The signs of a pulmonary embolism could include:

  • chest pain
  • shortness of breath
  • coughing up blood

Doctors will usually treat the problem with medication to thin the blood or dissolve the clot.

They can also prescribe the removal of a catheter-assisted thrombus. To reach into the lung and extract the clot, this surgical technique involves using a flexible tube.

Lung cancer

A burning sensation in the chest can be a symptom of lung cancer in rare cases.

For all, the symptoms are different, and some individuals may have no symptoms at all. Those who do might encounter:

  • a pain in the chest that gets worse with deep breathing, coughing, or laughing
  • a cough that does not go away or keeps getting worse
  • appetite loss
  • tiredness or weakness
  • wheezing
  • chest infections that keep coming back

Treatment choices will be determined by the form and severity of the cancer.

Treatment will usually involve a combination of chemotherapy , radiotherapy, and surgery. Treatment is often not necessary, and doctors will concentrate on relieving the cancer symptoms.

Burning pain in the chest and COVID-19

Researchers do not yet know if COVID-19 can cause burning chest pain, but there has been a correlation between this symptom and the disease noted by some researchers.

A potential symptom of COVID-19 is chest pain, according to the Centers for Disease Control and Prevention ( CDC).

There are other signs that may include:

  • fever or chills
  • cough
  • shortness of breath
  • new loss of taste or smell
  • tiredness
  • muscle aches
  • headache
  • a sore throat
  • a stuffy or runny nose
  • nausea or vomiting
  • diarrhea


A doctor will first question them about the symptoms and their personal and family medical history to decide why a person is feeling a burning pain in their chest.
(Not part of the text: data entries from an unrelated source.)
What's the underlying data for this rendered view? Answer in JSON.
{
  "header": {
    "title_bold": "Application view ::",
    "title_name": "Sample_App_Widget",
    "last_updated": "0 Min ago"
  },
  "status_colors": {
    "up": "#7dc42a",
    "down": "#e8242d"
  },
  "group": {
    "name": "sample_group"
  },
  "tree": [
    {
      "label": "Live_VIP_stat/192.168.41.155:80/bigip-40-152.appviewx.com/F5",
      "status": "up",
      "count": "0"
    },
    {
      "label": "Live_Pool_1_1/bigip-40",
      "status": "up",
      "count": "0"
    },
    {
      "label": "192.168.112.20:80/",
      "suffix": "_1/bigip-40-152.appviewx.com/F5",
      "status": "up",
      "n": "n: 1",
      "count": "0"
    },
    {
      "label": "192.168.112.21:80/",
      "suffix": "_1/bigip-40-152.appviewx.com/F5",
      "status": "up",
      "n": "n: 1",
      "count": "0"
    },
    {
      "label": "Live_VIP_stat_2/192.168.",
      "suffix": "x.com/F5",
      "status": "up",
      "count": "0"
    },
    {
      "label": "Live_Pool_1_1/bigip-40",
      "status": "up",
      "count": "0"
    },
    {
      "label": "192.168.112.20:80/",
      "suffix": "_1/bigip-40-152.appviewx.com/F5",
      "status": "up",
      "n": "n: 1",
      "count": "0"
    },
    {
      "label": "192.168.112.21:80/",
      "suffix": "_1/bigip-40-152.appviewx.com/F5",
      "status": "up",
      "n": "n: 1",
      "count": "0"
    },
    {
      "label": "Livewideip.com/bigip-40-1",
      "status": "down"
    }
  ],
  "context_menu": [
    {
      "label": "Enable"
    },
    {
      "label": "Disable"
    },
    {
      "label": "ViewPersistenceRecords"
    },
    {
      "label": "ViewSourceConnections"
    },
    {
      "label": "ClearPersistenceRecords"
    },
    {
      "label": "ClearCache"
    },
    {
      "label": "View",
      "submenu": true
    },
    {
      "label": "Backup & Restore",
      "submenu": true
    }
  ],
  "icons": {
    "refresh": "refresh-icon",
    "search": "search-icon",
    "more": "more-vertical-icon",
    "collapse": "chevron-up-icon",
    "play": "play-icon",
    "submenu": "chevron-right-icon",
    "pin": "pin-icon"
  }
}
In order to listen to the chest and perform blood tests, X-rays, and other tests, they can use a stethoscope.

If the doctor suspects COVID-19, he or she will ask the individual to take a SARS-CoV-2 virus swab test.

Home remedies
If it is due to heartburn, OTC pain relief drugs may help alleviate moderate chest pain, but people should consider talking to a doctor in most cases.

The American Heart Association ( AHA) suggests that people with heartburn should be able to reduce their symptoms by:

  • avoiding alcohol and cigarettes
  • refraining from taking aspirin or other anti-inflammatory medication
  • avoiding drinking citrus juices
  • stopping eating a few hours before bedtime
  • raising the head of the bed by about 6 inches, if heartburn occurs at night
  • taking OTC medications for indigestion


A burning sensation in the chest has several potential causes. The majority have nothing to worry about, like heartburn.

Some, however, such as a heart attack, are a medical emergency.

Anyone who suspects they may have a heart attack or someone else should call 911 right away.

Doctors are not yet sure whether the symptom of COVID-19 is chest pain, but some assume that it is.

Anyone who suspects that they have COVID-19 should talk to a doctor.